Le riforme, sempre annunciate dai capi di tutti i partiti, rischiano di finire sul binario morto della commissione Affari costituzionali del Senato, con buona pace degli impegni sbandierati dal presidente dell’assemblea Renato Schifani. “Siamo pronti a lavorare il sabato, la domenica e l’estate per raggiungere l’obiettivo”, aveva garantito la seconda carica dello Stato il 29 marzo. “Fare sul serio le riforme è un “must”, è l’unico modo per recuperare credibilità”. Ma all’inizio della settimana decisiva Schifani si è come eclissato. Inseguito al telefono dalla capogruppo del Pd Anna Finoccchiaro e dal vice-capogruppo del Pdl Gaetano Quagliariello, senza successo. Quando è riemerso si è deciso per un altro rinvio: la commissione presieduta dal palermitano Carlo Vizzini, ex Pdl, voterà i 250 emendamenti al testo di riforma costituzionale la prossima settimana. Dopo i ballottaggi del voto amministrativo, quando l’attenzione si sposterà sulle rese dei conti post-elettorali. “Per approvare le riforme prima della fine legislatura siamo ben oltre i tempi supplementari”, ammette Vizzini. E per i partiti diventa elevatissimo il rischio di una campagna elettorale da affrontare a mani vuote: zero riforme.
Il temporeggiare di Schifani riflette l’incertezza sulla legge elettorale che dovrebbe eliminare il Porcellum. L’accordo raggiunta al tavolo guidato da Luciano Violante è saltato dopo il primo turno delle amministrative. “Quella proposta ci porta in Grecia”, ha scandito Romano Prodi, facendo infuriare il segretario del Pd Pier Luigi Bersani.
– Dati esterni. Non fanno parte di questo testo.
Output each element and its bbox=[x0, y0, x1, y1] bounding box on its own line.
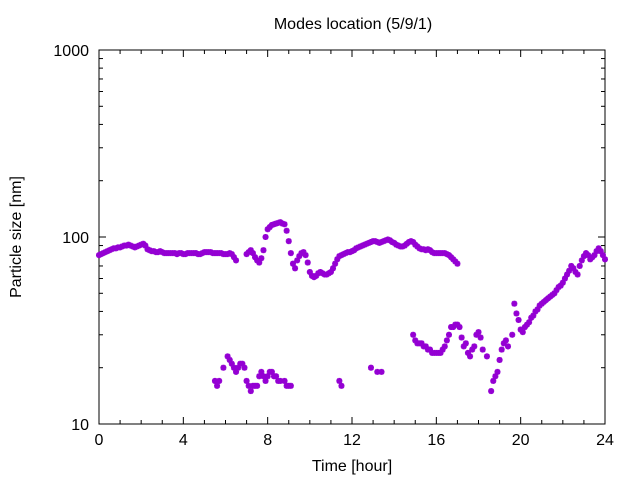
data-point bbox=[247, 388, 254, 395]
data-point bbox=[281, 221, 288, 228]
data-point bbox=[456, 324, 463, 331]
x-tick-label: 8 bbox=[263, 432, 272, 449]
data-point bbox=[330, 265, 337, 272]
data-points bbox=[96, 219, 608, 395]
y-tick-label: 100 bbox=[62, 230, 89, 247]
data-point bbox=[233, 257, 240, 264]
data-point bbox=[462, 340, 469, 347]
data-point bbox=[441, 343, 448, 350]
data-point bbox=[519, 329, 526, 336]
data-point bbox=[367, 364, 374, 371]
data-point bbox=[262, 234, 269, 240]
plot-frame bbox=[98, 49, 606, 425]
data-point bbox=[526, 319, 533, 326]
data-point bbox=[243, 377, 250, 384]
data-point bbox=[494, 368, 501, 375]
data-point bbox=[576, 262, 583, 269]
data-point bbox=[475, 329, 482, 336]
data-point bbox=[488, 388, 495, 395]
x-tick-label: 12 bbox=[343, 432, 361, 449]
data-point bbox=[496, 356, 503, 363]
data-point bbox=[241, 364, 248, 371]
data-point bbox=[214, 382, 221, 389]
data-point bbox=[289, 260, 296, 267]
data-point bbox=[443, 337, 450, 344]
data-point bbox=[281, 377, 288, 384]
x-tick-label: 16 bbox=[427, 432, 445, 449]
data-point bbox=[467, 353, 474, 360]
axis-tick-labels: 0 4 8 12 16 20 24 10 100 1000 bbox=[53, 43, 614, 449]
chart-title: Modes location (5/9/1) bbox=[274, 16, 432, 33]
y-axis-label: Particle size [nm] bbox=[8, 176, 25, 298]
data-point bbox=[287, 382, 294, 389]
x-tick-label: 4 bbox=[179, 432, 188, 449]
data-point bbox=[260, 247, 267, 254]
data-point bbox=[273, 373, 280, 380]
data-point bbox=[490, 377, 497, 384]
data-point bbox=[254, 382, 261, 389]
data-point bbox=[515, 316, 522, 323]
data-point bbox=[306, 268, 313, 275]
data-point bbox=[471, 343, 478, 350]
data-point bbox=[264, 373, 271, 380]
data-point bbox=[454, 260, 461, 267]
data-point bbox=[336, 377, 343, 384]
x-axis-label: Time [hour] bbox=[312, 458, 392, 475]
data-point bbox=[220, 364, 227, 371]
data-point bbox=[302, 252, 309, 259]
data-point bbox=[338, 382, 345, 389]
x-tick-label: 0 bbox=[95, 432, 104, 449]
data-point bbox=[574, 271, 581, 278]
data-point bbox=[378, 368, 385, 375]
data-point bbox=[292, 265, 299, 272]
data-point bbox=[509, 331, 516, 338]
data-point bbox=[511, 300, 518, 307]
data-point bbox=[513, 310, 520, 317]
data-point bbox=[285, 238, 292, 245]
data-point bbox=[262, 377, 269, 384]
data-point bbox=[602, 256, 608, 263]
data-point bbox=[216, 377, 223, 384]
axis-ticks bbox=[98, 49, 606, 425]
data-point bbox=[505, 343, 512, 350]
data-point bbox=[479, 346, 486, 353]
data-point bbox=[304, 259, 311, 266]
x-tick-label: 24 bbox=[596, 432, 614, 449]
data-point bbox=[483, 353, 490, 360]
data-point bbox=[445, 331, 452, 338]
data-point bbox=[258, 255, 265, 262]
data-point bbox=[458, 334, 465, 341]
x-tick-label: 20 bbox=[512, 432, 530, 449]
y-tick-label: 1000 bbox=[53, 43, 89, 60]
data-point bbox=[410, 331, 417, 338]
data-point bbox=[502, 337, 509, 344]
data-point bbox=[498, 346, 505, 353]
data-point bbox=[283, 227, 290, 234]
data-point bbox=[477, 334, 484, 341]
y-tick-label: 10 bbox=[71, 417, 89, 434]
data-point bbox=[287, 250, 294, 257]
Non è solo una metafora: in Grecia c’è una soglia di sbarramento del 3 per cento, circoscrizioni piccole che avvantaggiano i partiti più grandi, un premio di seggi per la lista che arriva prima, marchingegni previsti anche nella bozza Violante. Peccato che, in Grecia come in Italia, con le forze maggiori in caduta verticale di consenso, siano meccanismi che consegnano il Parlamento all’ingovernabilità.
Al Quirinale si assiste con preoccupazione anche alla crescente stanchezza del governo Monti. Chi ha incontrato il premier nelle ultime settimane lo ha visto sempre più provato dalle difficoltà interne e internazionali in cui si trova a muoversi. E nella squadra di governo, ministri e sottosegretari, cominciano a spuntare rivalità, dissensi e qualche pasticcio. Per esempio la brutta figura incassata dal ministro della Giustizia Paola Severino, con un sottosegretario (Andrea Zoppini), che si è dimesso perché indagato per frode fiscale, e un altro (Salvatore Mazzamuto) che ha fatto infuriare mezzo Parlamento con gli emendamenti sul falso in bilancio nel disegno di legge anti-corruzione. Oppure il sordo scontro tra il ministro cattolico Andrea Riccardi e la collega del Lavoro Elsa Fornero. Il primo in difesa della famiglia, la seconda intenta a terremotare il modello tradizionale (“Le coppie di fatto e le coabitazioni tra persone dello stesso sesso chiedono di essere considerate famiglie”). Un altro ministro, Fabrizio Barca, sdrammatizza: “Noi professori siamo ignoranti in molte questioni. Dobbiamo sperimentare e risperimentare…”.